THE UNIVERSITY of Paris is the first-born daughter of the kings of France, and very aged; for she is more than nine hundred years old; and so she dotes now and again.

I have been told that she had at one time a great dispute with some doctors about the letter Q, which they wanted to pronounce like K. The quarrel grew so warm that some of the disputants were despoiled of their substance. It became necessary for parliament to put an end to it; which it did by permitting, in a solemn decree, all the subjects of the king of France to pronounce that letter according to their fancy. It was very amusing to see the two most venerable institutions in Europe occupied in deciding the fate of a letter of the alphabet!
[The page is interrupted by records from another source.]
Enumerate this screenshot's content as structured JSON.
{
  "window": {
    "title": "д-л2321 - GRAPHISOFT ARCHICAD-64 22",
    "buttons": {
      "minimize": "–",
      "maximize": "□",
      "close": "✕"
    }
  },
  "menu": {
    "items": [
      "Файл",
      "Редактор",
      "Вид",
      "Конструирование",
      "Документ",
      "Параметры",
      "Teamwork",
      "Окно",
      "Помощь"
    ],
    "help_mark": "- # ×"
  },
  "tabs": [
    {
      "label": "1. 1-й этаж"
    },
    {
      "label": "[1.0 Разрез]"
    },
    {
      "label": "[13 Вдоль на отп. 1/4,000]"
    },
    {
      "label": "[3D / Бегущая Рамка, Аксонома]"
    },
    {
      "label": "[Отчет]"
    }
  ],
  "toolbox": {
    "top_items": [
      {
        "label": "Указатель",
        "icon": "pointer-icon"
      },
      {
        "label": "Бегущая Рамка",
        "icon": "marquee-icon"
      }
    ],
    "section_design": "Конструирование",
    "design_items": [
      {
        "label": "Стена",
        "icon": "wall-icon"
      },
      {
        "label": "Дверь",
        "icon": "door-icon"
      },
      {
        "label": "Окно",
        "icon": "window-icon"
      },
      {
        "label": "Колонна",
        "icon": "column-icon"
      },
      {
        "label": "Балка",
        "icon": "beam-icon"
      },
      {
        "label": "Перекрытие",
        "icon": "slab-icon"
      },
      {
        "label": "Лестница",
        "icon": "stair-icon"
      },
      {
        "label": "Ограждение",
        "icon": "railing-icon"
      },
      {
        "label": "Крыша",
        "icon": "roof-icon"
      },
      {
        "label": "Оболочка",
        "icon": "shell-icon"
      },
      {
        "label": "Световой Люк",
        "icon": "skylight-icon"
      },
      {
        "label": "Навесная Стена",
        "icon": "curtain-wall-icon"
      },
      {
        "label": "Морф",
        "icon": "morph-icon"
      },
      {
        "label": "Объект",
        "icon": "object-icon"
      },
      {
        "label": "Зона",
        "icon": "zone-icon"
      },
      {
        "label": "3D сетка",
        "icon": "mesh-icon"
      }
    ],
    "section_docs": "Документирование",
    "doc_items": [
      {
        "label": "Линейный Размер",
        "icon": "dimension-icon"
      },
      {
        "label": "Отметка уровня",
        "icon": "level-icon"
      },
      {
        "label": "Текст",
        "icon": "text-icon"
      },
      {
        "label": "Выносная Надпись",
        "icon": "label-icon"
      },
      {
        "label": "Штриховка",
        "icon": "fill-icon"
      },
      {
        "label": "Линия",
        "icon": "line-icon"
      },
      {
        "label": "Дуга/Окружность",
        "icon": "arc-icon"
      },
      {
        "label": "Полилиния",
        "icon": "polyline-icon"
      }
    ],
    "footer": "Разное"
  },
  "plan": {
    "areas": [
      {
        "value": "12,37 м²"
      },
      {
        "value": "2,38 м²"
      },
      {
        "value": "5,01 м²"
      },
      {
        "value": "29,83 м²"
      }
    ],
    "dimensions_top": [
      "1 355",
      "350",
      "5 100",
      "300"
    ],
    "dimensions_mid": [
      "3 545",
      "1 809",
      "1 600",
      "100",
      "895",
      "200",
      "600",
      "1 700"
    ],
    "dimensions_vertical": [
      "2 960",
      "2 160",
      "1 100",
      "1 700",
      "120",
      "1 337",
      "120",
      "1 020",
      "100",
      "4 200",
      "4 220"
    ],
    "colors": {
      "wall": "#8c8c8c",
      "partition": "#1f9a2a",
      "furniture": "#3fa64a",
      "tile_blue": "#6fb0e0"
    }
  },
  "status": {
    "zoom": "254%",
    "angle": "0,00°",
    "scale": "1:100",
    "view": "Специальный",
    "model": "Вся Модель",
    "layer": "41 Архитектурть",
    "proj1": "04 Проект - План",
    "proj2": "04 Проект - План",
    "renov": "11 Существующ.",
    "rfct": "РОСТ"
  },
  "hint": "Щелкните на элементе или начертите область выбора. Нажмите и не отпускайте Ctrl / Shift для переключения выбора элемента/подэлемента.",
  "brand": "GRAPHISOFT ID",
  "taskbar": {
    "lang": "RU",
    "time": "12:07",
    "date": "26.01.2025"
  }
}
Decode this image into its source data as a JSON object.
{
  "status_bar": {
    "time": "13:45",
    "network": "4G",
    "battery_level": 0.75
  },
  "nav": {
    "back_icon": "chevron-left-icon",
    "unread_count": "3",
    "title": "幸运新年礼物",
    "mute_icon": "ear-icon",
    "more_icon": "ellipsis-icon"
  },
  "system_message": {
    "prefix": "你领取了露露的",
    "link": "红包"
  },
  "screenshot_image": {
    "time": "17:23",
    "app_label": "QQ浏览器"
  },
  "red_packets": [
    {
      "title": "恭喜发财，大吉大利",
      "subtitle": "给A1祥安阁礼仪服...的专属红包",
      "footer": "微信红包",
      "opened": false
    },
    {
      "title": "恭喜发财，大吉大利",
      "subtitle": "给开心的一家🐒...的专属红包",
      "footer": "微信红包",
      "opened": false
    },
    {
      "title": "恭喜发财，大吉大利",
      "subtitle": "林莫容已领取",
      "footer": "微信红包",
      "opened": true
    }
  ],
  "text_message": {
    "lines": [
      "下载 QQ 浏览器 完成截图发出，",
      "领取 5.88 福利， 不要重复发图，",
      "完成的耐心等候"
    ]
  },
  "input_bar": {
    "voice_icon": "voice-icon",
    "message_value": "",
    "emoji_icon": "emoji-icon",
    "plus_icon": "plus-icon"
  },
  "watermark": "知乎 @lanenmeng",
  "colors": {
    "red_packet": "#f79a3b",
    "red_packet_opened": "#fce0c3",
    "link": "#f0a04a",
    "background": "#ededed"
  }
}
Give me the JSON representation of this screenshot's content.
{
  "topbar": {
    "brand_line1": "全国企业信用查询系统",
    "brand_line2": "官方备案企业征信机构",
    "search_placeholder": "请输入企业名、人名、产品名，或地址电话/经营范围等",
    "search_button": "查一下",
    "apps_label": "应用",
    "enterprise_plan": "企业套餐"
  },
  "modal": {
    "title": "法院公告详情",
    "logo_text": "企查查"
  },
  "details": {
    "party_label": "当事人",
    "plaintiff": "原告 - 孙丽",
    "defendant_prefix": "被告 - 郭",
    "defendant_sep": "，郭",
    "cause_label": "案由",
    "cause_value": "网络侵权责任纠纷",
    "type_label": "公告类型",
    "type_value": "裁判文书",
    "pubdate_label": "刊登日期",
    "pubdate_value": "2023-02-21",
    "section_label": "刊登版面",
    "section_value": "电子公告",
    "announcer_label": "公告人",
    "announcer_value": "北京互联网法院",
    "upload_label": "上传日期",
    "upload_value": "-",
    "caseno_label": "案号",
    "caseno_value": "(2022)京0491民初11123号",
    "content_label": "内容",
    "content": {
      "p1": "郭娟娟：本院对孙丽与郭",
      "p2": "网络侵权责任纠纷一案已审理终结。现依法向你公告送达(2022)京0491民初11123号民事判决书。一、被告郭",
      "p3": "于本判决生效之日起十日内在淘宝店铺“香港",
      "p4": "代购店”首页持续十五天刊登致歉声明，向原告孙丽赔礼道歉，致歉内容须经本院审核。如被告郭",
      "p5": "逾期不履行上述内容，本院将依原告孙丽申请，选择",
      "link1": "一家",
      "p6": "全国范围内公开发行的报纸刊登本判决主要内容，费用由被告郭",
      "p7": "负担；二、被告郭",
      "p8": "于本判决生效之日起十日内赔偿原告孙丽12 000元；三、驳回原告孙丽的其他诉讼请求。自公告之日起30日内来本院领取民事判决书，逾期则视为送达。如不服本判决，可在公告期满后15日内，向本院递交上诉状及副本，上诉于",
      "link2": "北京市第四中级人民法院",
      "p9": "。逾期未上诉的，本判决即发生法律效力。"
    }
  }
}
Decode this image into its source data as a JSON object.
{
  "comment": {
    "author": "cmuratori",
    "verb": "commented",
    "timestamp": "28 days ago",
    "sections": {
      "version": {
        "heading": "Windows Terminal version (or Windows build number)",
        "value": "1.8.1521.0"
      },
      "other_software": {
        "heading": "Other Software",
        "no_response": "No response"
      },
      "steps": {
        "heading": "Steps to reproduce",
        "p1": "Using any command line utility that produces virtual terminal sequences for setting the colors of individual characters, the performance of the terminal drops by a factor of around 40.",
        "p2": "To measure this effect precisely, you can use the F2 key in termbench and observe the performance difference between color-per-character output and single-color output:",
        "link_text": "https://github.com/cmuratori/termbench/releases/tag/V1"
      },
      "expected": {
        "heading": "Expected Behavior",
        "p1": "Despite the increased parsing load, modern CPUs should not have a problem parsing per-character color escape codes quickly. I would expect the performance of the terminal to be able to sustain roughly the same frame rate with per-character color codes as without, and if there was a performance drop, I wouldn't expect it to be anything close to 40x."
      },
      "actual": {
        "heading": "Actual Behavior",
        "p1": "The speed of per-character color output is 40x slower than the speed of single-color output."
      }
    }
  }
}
It seems, my dear … that the ablest men grow stupid when they get together; and that, where you have the greatest number of wise men, there you have the least wisdom. Great bodies always pay so much attention to minor details, and idle customs, that essentials are never considered till afterward. I have heard it said that a king of Arragon, having assembled the states of Arragon and Catalonia, the first sessions were spent in deciding in what language the deliberations should be held: the dispute was lively, and the states would have broken up a thousand times, if they had not hit upon the expedient of putting the question in the Catalonian tongue, and the reply in that of Arragon.

PARIS, the 25th of the moon of Zilhage, 1718.